TENet: Targetness Entanglement Incorporating with Multi-Scale Pooling and Mutually-Guided Fusion for RGB-E Object Tracking
Pengcheng Shao, Tianyang Xu, Zhangyong Tang, Linze Li, Xiao-Jun Wu, Josef Kittler
TL;DR
This work tackles RGB-E object tracking by addressing how to extract robust event features from sparse event data and fuse them with RGB appearance. The authors introduce TENet, consisting of a pooling-based event backbone (Pooler) with Multi-Scale Pooling and a Mutually-Guided Fusion module for cross-modal interaction, followed by relation modelling and a tracking head. Empirical results on VisEvent and COESOT demonstrate state-of-the-art performance, including a 4.9 percentage-point PR and 5.2 percentage-point SR improvement on COESOT, and faster inference than competing RGB-E trackers. The findings validate modality-specific event processing and cross-modal attention as effective strategies for robust, real-time multimodal tracking in challenging illumination and motion conditions.
Abstract
There is currently strong interest in improving visual object tracking by augmenting the RGB modality with the output of a visual event camera that is particularly informative about the scene motion.
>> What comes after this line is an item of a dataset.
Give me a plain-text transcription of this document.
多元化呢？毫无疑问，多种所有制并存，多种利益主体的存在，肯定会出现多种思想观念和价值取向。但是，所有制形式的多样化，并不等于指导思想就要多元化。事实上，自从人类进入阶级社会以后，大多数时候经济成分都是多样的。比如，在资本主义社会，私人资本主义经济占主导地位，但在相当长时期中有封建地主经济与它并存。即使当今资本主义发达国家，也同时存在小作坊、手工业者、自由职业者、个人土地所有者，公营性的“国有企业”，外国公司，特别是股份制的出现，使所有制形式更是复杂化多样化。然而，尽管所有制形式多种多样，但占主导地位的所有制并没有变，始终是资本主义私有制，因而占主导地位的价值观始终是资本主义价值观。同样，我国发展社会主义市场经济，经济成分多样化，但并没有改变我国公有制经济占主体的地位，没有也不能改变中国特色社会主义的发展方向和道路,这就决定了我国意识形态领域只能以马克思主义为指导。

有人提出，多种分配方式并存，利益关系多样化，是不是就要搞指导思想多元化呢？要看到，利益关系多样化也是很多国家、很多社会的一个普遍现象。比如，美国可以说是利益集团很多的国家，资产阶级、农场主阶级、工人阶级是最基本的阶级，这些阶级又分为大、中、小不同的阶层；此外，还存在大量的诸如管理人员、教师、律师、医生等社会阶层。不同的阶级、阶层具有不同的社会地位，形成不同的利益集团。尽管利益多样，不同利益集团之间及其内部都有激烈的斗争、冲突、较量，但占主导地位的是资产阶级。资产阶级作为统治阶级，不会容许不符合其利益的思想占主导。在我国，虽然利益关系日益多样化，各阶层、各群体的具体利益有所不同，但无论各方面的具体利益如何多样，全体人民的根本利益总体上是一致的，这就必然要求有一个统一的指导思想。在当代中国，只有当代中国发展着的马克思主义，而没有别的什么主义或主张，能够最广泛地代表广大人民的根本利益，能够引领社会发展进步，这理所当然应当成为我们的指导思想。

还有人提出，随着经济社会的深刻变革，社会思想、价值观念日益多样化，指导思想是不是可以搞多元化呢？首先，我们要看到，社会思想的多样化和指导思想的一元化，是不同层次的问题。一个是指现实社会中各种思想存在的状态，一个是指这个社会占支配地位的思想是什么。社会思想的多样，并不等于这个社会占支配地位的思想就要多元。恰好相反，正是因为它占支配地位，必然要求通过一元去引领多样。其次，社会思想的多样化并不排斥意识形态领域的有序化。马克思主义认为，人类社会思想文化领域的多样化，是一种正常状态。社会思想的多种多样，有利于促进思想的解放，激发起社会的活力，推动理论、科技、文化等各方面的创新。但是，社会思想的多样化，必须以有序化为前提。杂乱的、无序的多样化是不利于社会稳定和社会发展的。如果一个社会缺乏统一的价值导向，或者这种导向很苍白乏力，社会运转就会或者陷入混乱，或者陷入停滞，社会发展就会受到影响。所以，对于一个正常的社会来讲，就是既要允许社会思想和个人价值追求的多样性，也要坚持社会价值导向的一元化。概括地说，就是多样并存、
However, existing approaches perform event feature extraction for RGB-E tracking using traditional appearance models, which have been optimised for RGB only tracking, without adapting it for the intrinsic characteristics of the event data. To address this problem, we propose an Event backbone (Pooler), designed to obtain a high-quality feature representation that is cognisant of the innate characteristics of the event data, namely its sparsity. In particular, Multi-Scale Pooling is introduced to capture all the motion feature trends within event data through the utilisation of diverse pooling kernel sizes. The association between the derived RGB and event representations is established by an innovative module performing adaptive Mutually Guided Fusion (MGF). Extensive experimental results show that our method significantly outperforms state-of-the-art trackers on two widely used RGB-E tracking datasets, including VisEvent and COESOT, where the precision and success rates on COESOT are improved by 4.9% and 5.2%, respectively. Our code will be available at https://github.com/SSSpc333/TENet.